Sounds like the corn was pretty good, and $8.60 {per hundredweight} sounds incredible for milk, though I’m sure all of your costs have been climbing even faster. The rainy season stayed until the end of November this year; much different than last fall when it hardly rained after Oct. 15. Actually, so much rain hurt the bean crop, which in many cases sprouted on the vine due to the dampness, & the coffee producers were crying because the downpours were knocking nearly ripe coffee beans off the trees. I never feel sorry for the big coffee producers any more though since I learned they don’t pay income taxes (which producers of other crops do) even though coffee is the country’s major export!
I’m leaving Dec. 18 for Costa Rica.
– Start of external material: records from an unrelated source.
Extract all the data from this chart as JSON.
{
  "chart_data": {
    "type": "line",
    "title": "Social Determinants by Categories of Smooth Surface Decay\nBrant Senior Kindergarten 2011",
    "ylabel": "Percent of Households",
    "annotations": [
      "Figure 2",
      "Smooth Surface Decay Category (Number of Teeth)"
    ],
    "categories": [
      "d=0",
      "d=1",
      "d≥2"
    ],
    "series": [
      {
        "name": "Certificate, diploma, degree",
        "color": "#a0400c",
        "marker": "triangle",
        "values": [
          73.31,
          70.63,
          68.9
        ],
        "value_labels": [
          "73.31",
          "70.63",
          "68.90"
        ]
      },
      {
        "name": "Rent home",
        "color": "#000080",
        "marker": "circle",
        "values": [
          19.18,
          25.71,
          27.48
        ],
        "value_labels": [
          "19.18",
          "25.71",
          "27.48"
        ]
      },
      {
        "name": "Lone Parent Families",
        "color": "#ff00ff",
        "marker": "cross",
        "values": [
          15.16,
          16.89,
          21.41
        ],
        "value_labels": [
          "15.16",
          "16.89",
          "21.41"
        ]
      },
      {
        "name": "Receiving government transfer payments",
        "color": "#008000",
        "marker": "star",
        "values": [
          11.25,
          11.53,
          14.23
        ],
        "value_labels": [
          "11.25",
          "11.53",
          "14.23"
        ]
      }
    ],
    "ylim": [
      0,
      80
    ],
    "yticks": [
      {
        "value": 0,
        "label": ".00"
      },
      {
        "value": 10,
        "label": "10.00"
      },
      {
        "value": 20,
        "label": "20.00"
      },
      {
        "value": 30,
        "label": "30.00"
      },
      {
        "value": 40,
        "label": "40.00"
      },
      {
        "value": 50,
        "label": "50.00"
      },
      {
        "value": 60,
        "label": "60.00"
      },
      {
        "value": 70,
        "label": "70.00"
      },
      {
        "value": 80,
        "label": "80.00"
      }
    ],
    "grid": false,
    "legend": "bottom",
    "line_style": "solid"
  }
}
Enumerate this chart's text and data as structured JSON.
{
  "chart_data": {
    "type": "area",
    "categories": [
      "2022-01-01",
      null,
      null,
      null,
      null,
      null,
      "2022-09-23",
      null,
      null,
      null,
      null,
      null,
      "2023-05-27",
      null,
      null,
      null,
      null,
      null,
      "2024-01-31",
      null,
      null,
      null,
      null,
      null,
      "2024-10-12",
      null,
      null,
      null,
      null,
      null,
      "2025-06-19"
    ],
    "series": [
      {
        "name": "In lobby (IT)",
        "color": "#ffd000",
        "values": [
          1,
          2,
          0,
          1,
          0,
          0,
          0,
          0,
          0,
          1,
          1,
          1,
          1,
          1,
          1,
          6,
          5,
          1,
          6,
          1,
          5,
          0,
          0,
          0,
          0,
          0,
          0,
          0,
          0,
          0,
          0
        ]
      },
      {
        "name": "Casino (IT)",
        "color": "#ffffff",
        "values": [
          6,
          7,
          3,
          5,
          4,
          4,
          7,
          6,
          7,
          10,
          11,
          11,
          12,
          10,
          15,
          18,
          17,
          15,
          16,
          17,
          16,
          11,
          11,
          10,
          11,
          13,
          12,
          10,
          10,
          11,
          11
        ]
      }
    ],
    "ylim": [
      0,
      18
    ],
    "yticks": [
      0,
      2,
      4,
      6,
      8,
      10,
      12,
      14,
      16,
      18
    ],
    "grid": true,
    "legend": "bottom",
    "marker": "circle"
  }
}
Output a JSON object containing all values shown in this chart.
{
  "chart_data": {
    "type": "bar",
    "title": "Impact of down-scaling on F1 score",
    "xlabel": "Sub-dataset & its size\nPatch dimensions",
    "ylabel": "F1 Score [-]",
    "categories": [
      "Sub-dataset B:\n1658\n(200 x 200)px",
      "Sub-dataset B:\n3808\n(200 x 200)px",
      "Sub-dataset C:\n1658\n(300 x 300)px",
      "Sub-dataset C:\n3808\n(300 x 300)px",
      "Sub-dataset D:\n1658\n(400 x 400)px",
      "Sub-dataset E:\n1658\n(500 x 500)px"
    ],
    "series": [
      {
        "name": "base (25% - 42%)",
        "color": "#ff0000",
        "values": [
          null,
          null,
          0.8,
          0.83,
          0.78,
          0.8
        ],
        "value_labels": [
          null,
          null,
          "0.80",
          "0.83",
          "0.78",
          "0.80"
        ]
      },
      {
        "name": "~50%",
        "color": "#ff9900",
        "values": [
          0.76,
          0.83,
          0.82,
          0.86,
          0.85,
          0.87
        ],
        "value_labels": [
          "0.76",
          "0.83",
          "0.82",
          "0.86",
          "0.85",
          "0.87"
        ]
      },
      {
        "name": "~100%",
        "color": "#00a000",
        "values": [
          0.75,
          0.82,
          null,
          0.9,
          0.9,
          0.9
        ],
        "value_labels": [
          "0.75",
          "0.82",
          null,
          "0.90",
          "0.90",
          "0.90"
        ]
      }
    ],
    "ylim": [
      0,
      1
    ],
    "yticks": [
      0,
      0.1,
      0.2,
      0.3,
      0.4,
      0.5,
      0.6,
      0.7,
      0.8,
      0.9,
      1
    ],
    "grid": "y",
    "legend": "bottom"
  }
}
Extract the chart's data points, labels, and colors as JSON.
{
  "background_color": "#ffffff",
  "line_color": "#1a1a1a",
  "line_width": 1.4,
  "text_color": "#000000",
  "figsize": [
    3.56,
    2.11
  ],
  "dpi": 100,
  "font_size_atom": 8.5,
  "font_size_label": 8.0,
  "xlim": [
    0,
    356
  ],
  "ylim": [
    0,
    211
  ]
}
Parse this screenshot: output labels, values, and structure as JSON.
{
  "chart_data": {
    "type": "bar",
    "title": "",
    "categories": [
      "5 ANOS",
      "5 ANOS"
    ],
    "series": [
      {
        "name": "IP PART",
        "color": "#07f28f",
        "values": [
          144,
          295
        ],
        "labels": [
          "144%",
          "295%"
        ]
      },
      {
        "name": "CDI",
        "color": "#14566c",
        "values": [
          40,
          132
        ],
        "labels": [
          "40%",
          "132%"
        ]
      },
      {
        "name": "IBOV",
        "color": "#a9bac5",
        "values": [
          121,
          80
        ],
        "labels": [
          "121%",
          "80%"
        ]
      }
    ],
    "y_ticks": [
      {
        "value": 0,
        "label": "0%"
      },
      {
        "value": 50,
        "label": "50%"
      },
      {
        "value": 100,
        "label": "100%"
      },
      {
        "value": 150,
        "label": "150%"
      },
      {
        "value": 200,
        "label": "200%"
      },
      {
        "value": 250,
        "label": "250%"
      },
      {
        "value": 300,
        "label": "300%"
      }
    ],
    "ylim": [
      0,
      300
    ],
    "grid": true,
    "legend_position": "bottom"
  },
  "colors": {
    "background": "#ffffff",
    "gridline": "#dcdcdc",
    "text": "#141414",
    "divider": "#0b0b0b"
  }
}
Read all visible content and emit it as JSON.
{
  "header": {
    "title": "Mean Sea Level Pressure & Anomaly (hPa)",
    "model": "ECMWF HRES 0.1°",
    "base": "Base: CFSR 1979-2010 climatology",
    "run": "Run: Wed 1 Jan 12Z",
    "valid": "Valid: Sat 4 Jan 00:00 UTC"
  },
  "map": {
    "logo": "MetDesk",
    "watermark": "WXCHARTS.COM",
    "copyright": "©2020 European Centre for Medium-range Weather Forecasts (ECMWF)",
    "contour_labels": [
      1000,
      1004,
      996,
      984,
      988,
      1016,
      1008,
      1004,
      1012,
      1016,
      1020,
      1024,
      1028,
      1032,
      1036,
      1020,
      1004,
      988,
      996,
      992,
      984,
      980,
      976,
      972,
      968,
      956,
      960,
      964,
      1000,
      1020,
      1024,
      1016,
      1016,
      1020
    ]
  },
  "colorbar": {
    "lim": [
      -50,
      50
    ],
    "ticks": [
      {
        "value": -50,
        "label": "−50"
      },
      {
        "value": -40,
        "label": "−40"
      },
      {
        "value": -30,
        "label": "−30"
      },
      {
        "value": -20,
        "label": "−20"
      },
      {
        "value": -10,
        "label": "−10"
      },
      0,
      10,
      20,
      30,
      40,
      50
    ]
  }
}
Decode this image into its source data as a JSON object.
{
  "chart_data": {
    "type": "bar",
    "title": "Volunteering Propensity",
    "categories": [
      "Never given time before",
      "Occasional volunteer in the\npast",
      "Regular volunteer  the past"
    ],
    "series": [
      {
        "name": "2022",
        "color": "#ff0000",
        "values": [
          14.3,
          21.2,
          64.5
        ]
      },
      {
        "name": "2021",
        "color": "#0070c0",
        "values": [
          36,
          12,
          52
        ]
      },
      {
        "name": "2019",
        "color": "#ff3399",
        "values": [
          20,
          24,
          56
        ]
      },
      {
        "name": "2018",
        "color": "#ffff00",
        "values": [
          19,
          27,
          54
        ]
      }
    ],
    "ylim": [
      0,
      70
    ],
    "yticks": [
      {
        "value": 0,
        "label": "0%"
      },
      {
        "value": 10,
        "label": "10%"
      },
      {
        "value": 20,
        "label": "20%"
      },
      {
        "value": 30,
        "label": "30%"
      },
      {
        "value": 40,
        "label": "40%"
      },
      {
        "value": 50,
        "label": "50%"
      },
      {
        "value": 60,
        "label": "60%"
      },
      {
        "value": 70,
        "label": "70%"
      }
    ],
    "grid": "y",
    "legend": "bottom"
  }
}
I’m going down with Jaime (Jim) Olson, a fellow PCV & Wisconsinite who has his fiancé down there. He met her during training, & just kept liking her company more and more! She’s a native Costarican and a secretarial student. Anyway, I’m going to keep Jaime company, see the family I stayed with {in training}, & meet a girl Pilar (the fiancé) & Jaime buffaloed into writing to me. I’m looking forward to the trip. Costa Rica is going to look even more beautiful after being here a year. Hard to believe they have no army there when the army is so big & brazenly evident here!
Well, hope your holidays are happy!
Dean
P.S. - New Year’s resolution for Donna, Bruce, Tom, Carla & Merna. Write me once a year to prove you’re alive!